Along with modern masters such as Dove, the Naples collection features the works of the American Abstract Artists. They are represented by both the archetypal, colorful, geometric abstraction typically associated with this group as well as by other examples that highlight the diversity of the group’s artistic production. Paintings by Gallatin, Morris and Drewes underscore the diverse dialogue between European and American modernism. A collector of works by Charles Sheeler, Piet Mondrian, Pablo Picasso and Fernand Léger, Albert Eugene Gallatin created his Composition #78 (April 1936), 1936, of brightly colored interlocking and overlapping shapes. In this respect, the painting evokes Léger’s mechanically inspired forms and the Cubist collage aesthetic.

A collaborator with Gallatin, as well as a founding member of the American Abstract Artists, George L. K. Morris also experienced European modernism first-hand. He met Picasso, Georges Braque, Mondrian and Jean Arp during a trip to Paris in 1929. Inspired by this experience, his Balinese Dancers, 1934, abstracts the figures’ movement into several jagged geometric planes, as if energizing and activating the forms that Arp had cut and dropped by chance.

Whereas Gallatin and Morris had connections to the French avant-garde, Werner Drewes was a student at the Bauhaus before coming to America. His Aerial Display, 1941, a composition of interpenetrating triangles and circles, reveals the artist’s innovations upon the theories of his friends Wassily Kandinsky, Josef Albers and László Moholy-Nagy. The tenets of both Constructivism and Surrealism also informed the abstraction of Russian-born Ilya Bolotowsky, whose Untitled, circa 1937, combines biomorphic and geometric forms.
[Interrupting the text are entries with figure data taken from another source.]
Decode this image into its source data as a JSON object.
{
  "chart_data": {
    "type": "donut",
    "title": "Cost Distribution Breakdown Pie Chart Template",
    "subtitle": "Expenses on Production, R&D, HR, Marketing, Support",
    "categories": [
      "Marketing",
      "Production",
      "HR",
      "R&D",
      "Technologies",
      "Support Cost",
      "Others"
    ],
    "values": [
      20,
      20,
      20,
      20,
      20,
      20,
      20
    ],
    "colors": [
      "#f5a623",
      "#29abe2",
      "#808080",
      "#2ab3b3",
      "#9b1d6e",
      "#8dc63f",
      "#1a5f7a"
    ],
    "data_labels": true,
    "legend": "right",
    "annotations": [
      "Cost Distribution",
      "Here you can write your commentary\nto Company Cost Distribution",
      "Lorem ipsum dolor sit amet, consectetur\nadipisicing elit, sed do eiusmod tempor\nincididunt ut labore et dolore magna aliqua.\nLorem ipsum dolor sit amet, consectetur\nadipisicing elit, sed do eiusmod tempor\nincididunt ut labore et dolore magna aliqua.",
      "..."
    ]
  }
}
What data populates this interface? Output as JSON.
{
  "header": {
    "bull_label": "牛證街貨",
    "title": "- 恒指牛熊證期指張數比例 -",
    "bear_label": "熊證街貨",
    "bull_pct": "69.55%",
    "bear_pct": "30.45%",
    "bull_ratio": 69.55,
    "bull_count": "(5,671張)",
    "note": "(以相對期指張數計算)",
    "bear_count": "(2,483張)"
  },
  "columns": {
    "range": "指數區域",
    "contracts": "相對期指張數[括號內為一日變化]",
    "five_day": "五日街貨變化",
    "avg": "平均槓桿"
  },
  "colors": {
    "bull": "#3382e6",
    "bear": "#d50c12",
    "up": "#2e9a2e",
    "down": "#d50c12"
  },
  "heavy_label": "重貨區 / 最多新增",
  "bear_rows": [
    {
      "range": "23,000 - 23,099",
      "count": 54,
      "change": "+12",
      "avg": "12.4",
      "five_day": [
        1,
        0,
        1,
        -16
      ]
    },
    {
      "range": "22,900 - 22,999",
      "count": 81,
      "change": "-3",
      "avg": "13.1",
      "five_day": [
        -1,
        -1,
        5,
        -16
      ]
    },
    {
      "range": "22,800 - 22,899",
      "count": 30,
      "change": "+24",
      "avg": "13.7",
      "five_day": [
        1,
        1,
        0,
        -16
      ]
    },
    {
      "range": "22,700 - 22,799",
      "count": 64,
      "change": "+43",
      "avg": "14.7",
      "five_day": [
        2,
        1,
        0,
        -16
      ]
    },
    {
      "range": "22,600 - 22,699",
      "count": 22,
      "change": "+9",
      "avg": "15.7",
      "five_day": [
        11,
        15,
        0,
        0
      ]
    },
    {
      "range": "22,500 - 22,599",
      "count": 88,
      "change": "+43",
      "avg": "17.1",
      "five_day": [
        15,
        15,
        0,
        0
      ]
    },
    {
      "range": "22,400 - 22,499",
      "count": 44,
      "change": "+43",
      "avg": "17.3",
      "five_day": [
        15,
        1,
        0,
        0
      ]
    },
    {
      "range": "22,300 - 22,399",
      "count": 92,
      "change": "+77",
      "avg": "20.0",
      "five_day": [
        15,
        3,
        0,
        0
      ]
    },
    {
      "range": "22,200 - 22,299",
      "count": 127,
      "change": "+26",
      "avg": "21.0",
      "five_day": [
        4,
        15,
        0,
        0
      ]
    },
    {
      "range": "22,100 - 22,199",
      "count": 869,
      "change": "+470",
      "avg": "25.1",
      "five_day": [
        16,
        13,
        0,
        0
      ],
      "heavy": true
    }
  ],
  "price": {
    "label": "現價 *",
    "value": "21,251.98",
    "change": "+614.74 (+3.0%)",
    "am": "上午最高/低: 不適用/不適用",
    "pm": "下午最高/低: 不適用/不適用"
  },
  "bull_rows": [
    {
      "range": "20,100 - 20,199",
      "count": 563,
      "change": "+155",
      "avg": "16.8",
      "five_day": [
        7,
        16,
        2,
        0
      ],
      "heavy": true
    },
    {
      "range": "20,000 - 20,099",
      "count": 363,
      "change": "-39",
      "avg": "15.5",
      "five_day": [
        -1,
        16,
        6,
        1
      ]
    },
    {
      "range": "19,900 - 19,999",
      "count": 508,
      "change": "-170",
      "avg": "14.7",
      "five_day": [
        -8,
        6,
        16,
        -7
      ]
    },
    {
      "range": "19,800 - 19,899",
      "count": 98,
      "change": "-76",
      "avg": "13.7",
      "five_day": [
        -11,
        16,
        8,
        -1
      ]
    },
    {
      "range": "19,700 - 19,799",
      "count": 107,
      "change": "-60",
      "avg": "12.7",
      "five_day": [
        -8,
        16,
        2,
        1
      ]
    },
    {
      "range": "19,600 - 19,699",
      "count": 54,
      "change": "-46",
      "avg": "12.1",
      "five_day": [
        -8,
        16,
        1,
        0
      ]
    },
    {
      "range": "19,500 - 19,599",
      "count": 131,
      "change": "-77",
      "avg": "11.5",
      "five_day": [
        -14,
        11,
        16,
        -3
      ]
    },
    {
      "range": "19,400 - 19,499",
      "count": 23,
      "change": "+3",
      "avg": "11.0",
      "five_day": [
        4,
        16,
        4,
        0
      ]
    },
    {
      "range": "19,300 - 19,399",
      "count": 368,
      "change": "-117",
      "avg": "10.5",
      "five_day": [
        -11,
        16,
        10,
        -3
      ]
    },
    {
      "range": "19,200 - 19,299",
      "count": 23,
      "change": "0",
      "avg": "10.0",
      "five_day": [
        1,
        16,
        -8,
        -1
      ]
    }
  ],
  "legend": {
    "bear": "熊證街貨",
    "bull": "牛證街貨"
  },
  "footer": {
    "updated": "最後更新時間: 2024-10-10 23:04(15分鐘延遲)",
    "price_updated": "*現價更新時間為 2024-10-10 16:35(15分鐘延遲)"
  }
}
Working for the New Deal Works Progress Administration Federal Art Project, Bolotowsky created murals under the leadership of Burgoyne Diller, who supervised the mural division. A student of Hans Hofmann, Diller was also aware of the Bauhaus work of Kandinsky and the painting of Mondrian. Second Theme, 1949-54, exhibits Diller’s continued fascination and experimentation with Mondrian’s vocabulary of primary colors and linear, geometric form. A friend of Diller, and a fellow student of Hofmann, Albert Swinden also devised a geometric style, which he developed in a WPA mural commission. In Abstraction, circa 1935-40, he breaks down a tabletop still-life scene into clean, angular planes and colorful surface patterns, asserting the flatness of the canvas while still maintaining a dynamic sense of spatial depth.

In addition to paintings that are iconic examples of American Abstract Artists production, works by Dwinell Grant, John Ferren and Vaclav Vytlacil provide additional insight into the scope of the imagery produced by this groundbreaking group. Less well known than many of his colleagues, Grant’s paintings were rarely exhibited. The artist supported himself, throughout the forties, through film projects and medical illustrations.  In Depth I, 1947, highlights his skill as a draftsman as well as his mastery of the principles of modernist abstraction. John Ferren and Vaclav Vytlacil, renowned for their brilliant geometric abstraction, also produced soft, organic, biomorphic work and semi-abstract city scenes. Ferren’s Abstract Composition, 1935, features amoeba-like shapes in translucent colors float on a neutral field. Vytlacil’s New York Harbor, 1931-32, oscillates between Abstraction and Realism. He simplifies the forms of buildings, wagon wheels and smokestacks to create a scene that, despite its familiar subject, is infused with mystery.

The paintings on view in “Order and Intuition: American Abstraction from the Patty and Jay Baker Naples Museum of Art, 1913-1954,” provide a fascinating overview of American art during the war years, a vital period during which European and American artistic innovations converged. As émigrés fled Europe, New York began to emerge as the new cultural leader, with members of the Bauhaus and Surrealist groups spurring fresh dialogue and experimentation within the American avant-garde.